This post is about the speculative suicide kit called Quietus that appears in Children of Men.
Suicide is not an easy topic and I will do my best to address it seriously. Let me first take a moment to direct anyone who is considering or dealing with suicide to sources to please stop reading this and talk to someone about it. I am unqualified to address—and this blog is not the place to work through—such issues.
In fact because this is a serious life-and-death issue, I’m going against my usual scifiinterfaces tack of thinking through this as a real-world product. While I believe in our right to self-direct our deaths with dignity in the face of terminal illness or longterm suffering, I also believe that it should be handled by caring, informed, and professional people rather than a kit. So, instead, I’m only going to address the design in the context of the film. It would take much more research, time, and the input of many professionals to confidently design for such a product in the real world.
So, on to Quietus, as part of the movie.
When Theo visits his friend Jasper’s home, we are introduced to the blue kit, open on the coffee table between them. Theo reads out of a booklet that comes with it, “Is there a chance it will not work for me? There have been no cases of anyone surviving who has taken the preparation.” Afterward their conversation quickly veers off in another direction.
In the subsequent scene, when Theo is woken up by an alarm on his television, an ad for Quietus is playing. In it we read the tagline, “You Decide When,” and read three benefits being sold by the ad.
- Up to £2,000 to your next of kin.
- Painless transition guaranteed.
- Illegals welcome.
The visuals include a man determinately drinking some clear blue liquid in a glass with a Quietus logo, before standing up and walking across a beach toward the surf, only to fade away.
Later, when Theo runs after one of London’s double-decker busses, we see the video ad again on the side of the bus, repeating the tag line and the benefit, “Up to £2,000 to your next of kin.”
In a deeply moving scene (among many in this film) Jasper eventually uses the kit to kill his longtime-unresponsive wife Janice, before the Fishes extremist group comes to their house to kill them.
Quietus is not central to the plot. There are other ways Jasper could have spared his wife a terrible death or mistreatment at the hands of the Fishes.
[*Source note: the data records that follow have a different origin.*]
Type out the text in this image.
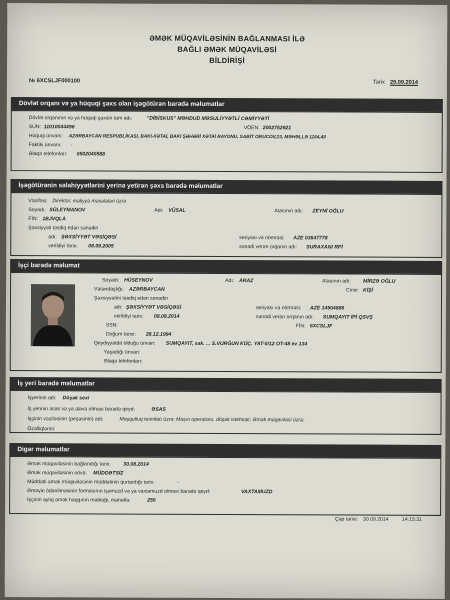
ƏMƏK MÜQAVİLƏSİNİN BAĞLANMASI İLƏ
BAĞLI ƏMƏK MÜQAVİLƏSİ
BİLDİRİŞİ
№ 6XCSLJF000100	Tarix 29.09.2014
Dövlət orqanı və ya hüquqi şəxs olan işəgötürən barədə məlumatlar
Dövlət orqanının və ya hüquqi şəxsin tam adı:	"DİBİSKUS" MƏHDUD MƏSULİYYƏTLİ CƏMİYYƏTİ
SUN: 11010044496	VÖEN: 2002752921
Hüquqi ünvanı: AZƏRBAYCAN RESPUBLİKASI, BAKI-XƏTAİ, BAKI ŞƏHƏRİ XƏTAİ RAYONU, SABİT ORUCOV,23, MƏHƏLLƏ 1184,48
Faktiki ünvanı: -
Əlaqə telefonları: 0502040588
İşəgötürənin səlahiyyətlərini yerinə yetirən şəxs barədə məlumatlar
Vəzifəsi: Direktor, məliyyə məsələləri üzrə
Soyadı: SÜLEYMANOV	Adı: VÜSAL	Atasının adı: ZEYNİ OĞLU
FİN: 1BJVQLA
Şəxsiyyəti təsdiq edən sənədin
adı: ŞƏXSİYYƏT VƏSİQƏSİ	seriyası və nömrəsi: AZE 03647778
verildiyi tarix: 08.09.2005	sənədi verən orqanın adı: SURAXANI RPİ
İşçi barədə məlumat
Soyadı: HÜSEYNOV	Adı: ARAZ	Atasının adı: MİRZƏ OĞLU
Vətəndaşlığı: AZƏRBAYCAN	Cinsi: KİŞİ
Şəxsiyyətini təsdiq edən sənədin
adı: ŞƏXSİYYƏT VƏSİQƏSİ	seriyası və nömrəsi: AZE 14904886
verildiyi tarix: 08.08.2014	sənədi verən orqanın adı: SUMQAYIT İPİ QSVŞ
FİN: 6XCSLJF
SSN:
Doğum tarixi: 28.12.1994
Qeydiyyatda olduğu ünvan: SUMQAYIT, sak. ... S.VURĞUN KÜÇ. YAT-0/12 OT-48 ev 134
Yaşadığı ünvan:
Əlaqə telefonları:
İş yeri barədə məlumatlar
İşyerinin adı: Döşək sexi
İş yerinin əsas və ya əlavə olması barədə qeyd:	ƏSAS
İşçinin vəzifəsinin (peşəsinin) adı:	Maşqulluq təsnifatı üzrə: Maşın operatoru, döşək istehsalı; Əmək müqaviləsi üzrə:
Özəlliqlərini:
Digər məlumatlar
Əmək müqaviləsinin bağlandığı tarix: 30.08.2014
Əmək müqaviləsinin növü: MÜDDƏTSİZ
Müddətli əmək müqaviləsinin müddətinin qurtardığı tarix:	-
Əməyin ödənilməsinin formasının işəmuzd və ya vaxtamuzd olması barədə qeyd:	VAXTAMUZD
İşçinin aylıq əmək haqqının məbləği, manatla:	250
Çap tarixi: 30.09.2014	14:15:31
Rather, Quietus is a narrative prop that helps us understand the world of the story. It helps us to understand that people are so desperate and depressed they are willing, at mass scale, to consider suicide. It helps us to understand that the government is facing such a terrible lack of resources that it has to incentivize this suicide to keep its population to some manageable level, to those who can still press on. It helps to underscore how important the sound of children’s voices are to most of the world’s sense of hope and purpose.
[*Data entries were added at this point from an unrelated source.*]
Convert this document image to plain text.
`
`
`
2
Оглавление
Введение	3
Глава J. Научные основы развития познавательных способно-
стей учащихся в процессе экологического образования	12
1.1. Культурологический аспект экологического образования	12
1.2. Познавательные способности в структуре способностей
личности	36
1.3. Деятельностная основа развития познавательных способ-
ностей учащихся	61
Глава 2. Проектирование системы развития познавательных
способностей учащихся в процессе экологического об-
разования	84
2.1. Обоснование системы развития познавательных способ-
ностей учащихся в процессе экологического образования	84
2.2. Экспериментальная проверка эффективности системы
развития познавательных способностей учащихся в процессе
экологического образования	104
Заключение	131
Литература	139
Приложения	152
Given that narrative purpose, the design of the kit is sublime.
- The name frames the kit as a positive, peaceful thing. Even the “–us” suffix helps tell the story by appealing to a collective sense. It’s to “quiet us.” The word sounds Latinate and thereby educated, medical, trustworthy. It focuses on a result, i.e. quiet, and distracts from its morbidness.
- The logotype looks like it is set in a modified Times New Roman or Garamond (can anyone identify it?), and the letter spacing is wide; signaling familiarity, trust and serenity.
- The kit comes with a glass with the logo to give a sense of ritual and importance, reinforce the brand promise, and help the participants get the measurements right.
- The repeated use of sky-blue color and white beams in the ad, the box, and the liquid speak to freedom, spirituality, and something greater than ourselves.
- The professional design of the kit (its advertisement, the printed graphics on the box) and its high production quality (a glass, a little bottle for the drug, the glossy cardboard of the 4-color printed box, the vacuum-formed plastic that holds these and the booklet) helps us understand the scope of the initiative. This is not something a ragtag group has cobbled together, but an expensive, professional offering.
- The reimbursement helps us infer that the reasons the government is offering it are financial.
- Welcoming “illegals” reinforces that politically, this world is defined by the refugee crisis, which points to the larger infertility world crisis that gave it rise.
I can imagine two improvements that might increase believability for the story.
- The logotype on the glass should be the same one as everywhere else. (We see a closeup of the different logo in the TV ad, see above.) I suspect this is a production error, but the angles of the Futura-like typeface seem cold and precise, off-brand from what we see elsewhere. It doesn’t add anything to have them mismatched, and detracts a bit from the professional, trustworthy veneer.
- The organization promises a financial incentive to participants’ next of kin. This adds a believability complication. How would the organization confirm deaths while protecting against fraud? Presuming that the government still seeks to process cadavers rather than let them decay at the place of death, the local coroner would still be involved as the source of confirmation. There would need to be some easy way (and incentive) for the coroner to report the death back to Quietus. I’d recommend a bracelet or necklace in the kit with a blue Quietus background, the logo, and a QR code or large ID number, meant to be worn by the participant prior to taking the drink and later noticed and used by the coroner. Medicalert would be a good, recognizable model for production. In the scene, Jasper would glance at it briefly and discard it, but it would be a nice rounding out of the logic of the service.